Assvice. [ass-vahys] Noun. An opinion, recommendation, or comment offered as a guide to what should be done about a situation or problem. Differs from advice in that it's unwelcome, unsolicited, and just plain sucks.
Every parent has had to deal with assvice. It sometimes comes in the form of drive-by parenting (you know, those little shitbombs dropped on you by a total stranger, like "Isn't he so cold without his socks?" or "Maybe she's crying because she's not getting enough to eat. Have you tried putting rice cereal in her bottle?"), but often comes from friends and family. Oh, they mean well ... or so they say.
"Just wait until they're (toddlers/teenagers/whatever) ..." "Don't forget to sleep when the baby sleeps!" "THIS TOO SHALL PASS." I've heard some of the more common(ly useless) pieces of motherhood advice, but the worst thing any stranger ever said about my parenting?

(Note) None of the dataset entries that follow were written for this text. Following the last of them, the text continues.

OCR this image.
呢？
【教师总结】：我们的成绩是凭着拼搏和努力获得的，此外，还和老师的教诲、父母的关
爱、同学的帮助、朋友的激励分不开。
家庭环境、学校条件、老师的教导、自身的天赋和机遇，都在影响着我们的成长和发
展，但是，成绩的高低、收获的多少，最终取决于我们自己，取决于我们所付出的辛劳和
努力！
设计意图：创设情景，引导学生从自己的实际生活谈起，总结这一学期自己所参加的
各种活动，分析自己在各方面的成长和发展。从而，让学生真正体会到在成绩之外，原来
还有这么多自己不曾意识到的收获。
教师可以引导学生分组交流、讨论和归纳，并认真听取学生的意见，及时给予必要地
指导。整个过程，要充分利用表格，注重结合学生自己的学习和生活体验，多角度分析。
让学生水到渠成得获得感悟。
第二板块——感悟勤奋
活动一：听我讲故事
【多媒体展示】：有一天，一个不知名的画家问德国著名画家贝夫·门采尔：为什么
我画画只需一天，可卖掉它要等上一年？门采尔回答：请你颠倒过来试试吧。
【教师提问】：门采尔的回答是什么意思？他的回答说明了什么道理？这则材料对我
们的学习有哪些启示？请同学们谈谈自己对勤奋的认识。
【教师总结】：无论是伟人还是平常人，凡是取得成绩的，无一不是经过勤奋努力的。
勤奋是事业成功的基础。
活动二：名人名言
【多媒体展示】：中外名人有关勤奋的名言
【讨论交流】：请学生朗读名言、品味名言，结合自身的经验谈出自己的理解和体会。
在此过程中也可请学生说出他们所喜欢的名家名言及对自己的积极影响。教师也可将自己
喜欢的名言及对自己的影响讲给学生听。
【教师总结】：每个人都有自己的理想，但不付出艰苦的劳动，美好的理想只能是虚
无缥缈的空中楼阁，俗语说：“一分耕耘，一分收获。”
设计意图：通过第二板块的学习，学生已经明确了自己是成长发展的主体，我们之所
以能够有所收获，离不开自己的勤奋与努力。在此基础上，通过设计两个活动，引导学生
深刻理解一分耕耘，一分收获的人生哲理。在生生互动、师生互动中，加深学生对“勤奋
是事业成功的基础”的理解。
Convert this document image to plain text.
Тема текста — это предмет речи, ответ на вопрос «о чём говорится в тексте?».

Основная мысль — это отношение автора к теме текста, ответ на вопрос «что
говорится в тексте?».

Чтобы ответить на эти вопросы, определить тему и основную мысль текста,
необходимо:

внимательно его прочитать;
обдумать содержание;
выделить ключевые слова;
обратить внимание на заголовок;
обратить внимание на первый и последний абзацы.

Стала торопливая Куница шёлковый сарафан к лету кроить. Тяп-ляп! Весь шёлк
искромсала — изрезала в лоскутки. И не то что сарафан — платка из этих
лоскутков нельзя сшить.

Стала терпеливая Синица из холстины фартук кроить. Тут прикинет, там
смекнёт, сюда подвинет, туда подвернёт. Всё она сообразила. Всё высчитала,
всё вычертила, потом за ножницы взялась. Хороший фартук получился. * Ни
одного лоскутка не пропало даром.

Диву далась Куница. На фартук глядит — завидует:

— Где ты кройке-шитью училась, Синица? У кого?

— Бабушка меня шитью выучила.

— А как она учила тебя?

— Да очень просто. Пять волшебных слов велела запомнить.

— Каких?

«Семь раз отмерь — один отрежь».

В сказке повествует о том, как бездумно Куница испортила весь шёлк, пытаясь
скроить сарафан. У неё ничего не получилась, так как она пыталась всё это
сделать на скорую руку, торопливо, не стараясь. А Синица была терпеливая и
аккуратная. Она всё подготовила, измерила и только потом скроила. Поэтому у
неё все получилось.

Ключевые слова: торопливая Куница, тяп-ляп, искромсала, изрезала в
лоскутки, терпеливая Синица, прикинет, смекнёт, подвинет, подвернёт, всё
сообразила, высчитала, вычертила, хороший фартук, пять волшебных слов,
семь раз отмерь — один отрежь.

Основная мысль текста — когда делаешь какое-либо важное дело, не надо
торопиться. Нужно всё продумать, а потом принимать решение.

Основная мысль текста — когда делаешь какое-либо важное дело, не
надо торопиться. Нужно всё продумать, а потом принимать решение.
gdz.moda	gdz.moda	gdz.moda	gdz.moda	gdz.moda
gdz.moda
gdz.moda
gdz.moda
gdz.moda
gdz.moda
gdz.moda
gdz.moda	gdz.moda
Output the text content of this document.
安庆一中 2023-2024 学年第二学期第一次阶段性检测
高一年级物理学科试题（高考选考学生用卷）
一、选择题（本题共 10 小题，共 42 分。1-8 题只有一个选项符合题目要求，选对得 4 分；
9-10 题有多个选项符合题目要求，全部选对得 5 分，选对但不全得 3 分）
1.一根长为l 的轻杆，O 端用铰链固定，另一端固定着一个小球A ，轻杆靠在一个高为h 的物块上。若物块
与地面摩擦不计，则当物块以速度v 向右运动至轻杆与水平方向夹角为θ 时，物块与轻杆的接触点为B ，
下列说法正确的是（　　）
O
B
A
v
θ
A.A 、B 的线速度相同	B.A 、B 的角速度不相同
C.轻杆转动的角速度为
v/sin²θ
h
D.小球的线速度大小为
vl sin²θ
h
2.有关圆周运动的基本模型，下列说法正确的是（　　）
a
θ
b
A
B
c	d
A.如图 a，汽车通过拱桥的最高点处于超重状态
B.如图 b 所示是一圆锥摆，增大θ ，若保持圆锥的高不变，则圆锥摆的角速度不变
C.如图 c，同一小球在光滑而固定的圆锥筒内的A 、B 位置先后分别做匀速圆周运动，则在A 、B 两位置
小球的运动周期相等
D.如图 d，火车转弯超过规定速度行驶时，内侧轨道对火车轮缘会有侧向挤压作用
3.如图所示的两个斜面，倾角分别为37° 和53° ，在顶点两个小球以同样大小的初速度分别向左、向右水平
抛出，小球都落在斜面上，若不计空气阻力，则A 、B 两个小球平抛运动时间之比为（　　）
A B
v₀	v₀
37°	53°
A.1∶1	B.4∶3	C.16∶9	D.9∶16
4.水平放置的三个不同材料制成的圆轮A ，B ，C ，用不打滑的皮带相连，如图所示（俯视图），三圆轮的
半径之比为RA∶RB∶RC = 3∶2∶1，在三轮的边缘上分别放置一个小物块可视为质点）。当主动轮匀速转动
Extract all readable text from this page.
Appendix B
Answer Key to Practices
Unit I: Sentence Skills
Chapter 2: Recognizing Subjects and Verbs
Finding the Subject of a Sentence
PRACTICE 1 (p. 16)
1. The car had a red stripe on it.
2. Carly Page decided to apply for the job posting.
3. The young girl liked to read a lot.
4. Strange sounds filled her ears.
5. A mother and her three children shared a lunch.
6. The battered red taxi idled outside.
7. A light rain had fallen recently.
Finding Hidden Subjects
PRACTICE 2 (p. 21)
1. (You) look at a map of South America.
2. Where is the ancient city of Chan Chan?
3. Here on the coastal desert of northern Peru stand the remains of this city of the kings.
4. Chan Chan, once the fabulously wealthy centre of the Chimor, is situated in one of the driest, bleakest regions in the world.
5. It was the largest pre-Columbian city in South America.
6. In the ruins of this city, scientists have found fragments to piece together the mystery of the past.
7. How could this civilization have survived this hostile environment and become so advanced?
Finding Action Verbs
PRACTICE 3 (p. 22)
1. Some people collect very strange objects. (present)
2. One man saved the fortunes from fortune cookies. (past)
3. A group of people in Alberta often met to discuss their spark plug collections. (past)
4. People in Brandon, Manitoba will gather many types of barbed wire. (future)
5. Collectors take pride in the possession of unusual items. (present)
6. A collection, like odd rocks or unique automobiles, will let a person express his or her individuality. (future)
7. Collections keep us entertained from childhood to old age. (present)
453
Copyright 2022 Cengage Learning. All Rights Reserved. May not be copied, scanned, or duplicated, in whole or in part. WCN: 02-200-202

It was so obnoxious I can still remember it word for word:
I question how much she really loves and nurtures her children. Why did she choose to have another, and heaven forbid she does it again.
That little gem was a comment in response to my desperate musings about how to improve my second son's no-sleeping situation. As I considered the possibility of letting him cry it out, I heard everything from "CIO is NOT the answer, because this isn’t about you. You chose to have this baby, and I’m sorry you’re so tired, but he comes first," to "CIO is PROVEN to give your child ADHD, a lower IQ, and poor motor development." Ah, good times.
Aside from being told I'm a horrible selfish mom, my absolute least favorite piece of assvice is that old standby, "Treasure every moment, because it goes so fast!" This article explains perfectly why it's so annoying to be told you should be savoring every second of parenthood, and it's my personal long-term goal to never, ever say anything that to another mother.
The runner-up in terms of sheer irritation are the "Just you wait" comments. Oh, you mean no matter what challenge I'm facing right now, it's destined to get a thousand times worse? HOW HELPFUL.
I asked some friends on Twitter to share their most obnoxious parenting assvice encounters, and judging from the responses, almost everyone has at least one crappy story to share:
My family suggested I put my 18-month-old on Ritalin. — Ginger
Someone demanded to know why I would bother to have a child if I was just going to return to work and "let someone else raise her." — Meredith
Someone said formula would "fix" my baby's reflux, so I was selfish to continue breastfeeding her (at 3 weeks old). — Diane
I was told that my gross motor skill delayed child wasn't walking because we were bringing everything to her. — Madge
Don't ever pick her up when she cries, it will totally spoil her. At the time she was less than a week old. W.T.F. — Katherine
I had someone tell my infant that "Mommy doesn't care that you are hungry right now because mommy wants to eat her own food." — Jen
My MIL told me breastfeeding was disgusting and I shouldn't do it. — Amy
When my boys were under 2, a lady asked me about their age gap, shook her head, and said, "Bet you didn't know how fertile you'd be after the first!" — Liza
I was told to bottle feed my second baby because of how tired I looked when my first was little. — Elaine
My boss asked me why I bothered to go to college if I was just going to be a SAHM. — O
From an alcoholic, drug addicted uncle while I was pregnant: "You should have a drink each day. Good for you AND baby!" — Anna
I am still told regularly that I should hit my children to keep them in line/teach them respect/show who's boss. — Dawn
"Don't worry about keeping the house clean, just spend time with the children." Look! It's bad advice AND an insult. — Rachael
I was told I should quit breastfeeding because I need to have a life. Also, when I told a woman that I just had a boy (not a girl), she said, "Oh good, that's better." — Sarah
Someone once told me that our decision to have just one was "the worst thing we could ever do" to our son. — Jennie
I'm a reproductive toxicologist, and had a colleague (!!!) tell me I was poisoning my fetus by drinking diet coke. Which is absurd. — Susie
I was pregnant and I'd skipped lunch, so I bought an egg sandwich at 2 p.m. Co-worker said, "You know eating for two is a myth, right?" — Shawna
We have one child, and the assvice was to have a second child in case the first one dies. Yes, someone actually said that to me! — Nate
A lady on the street told other people about me, "I'd never wear a baby in a sling like that. It'll probably kill him." Err, thanks? — B
I was told that my "toe walking" child had everything from Aspergers to cerebral palsy. Sorry folks just tight hamstrings ... — Kathleen
Someone said my 6-month-old was spoiled b/c I picked her up when she cried. Then someone else said, "She's not spoiled! She's in daycare!" — Angie
I was told, "As soon as you adopt, you'll get pregnant because that ALWAYS happens." (It didn't.) — Sarah
I suppose some people really do have good intentions when they offer advice, but their delivery leaves a lot to be desired. And, of course, some people are just assholes.
What was your worst experience with parenting assvice/commentary?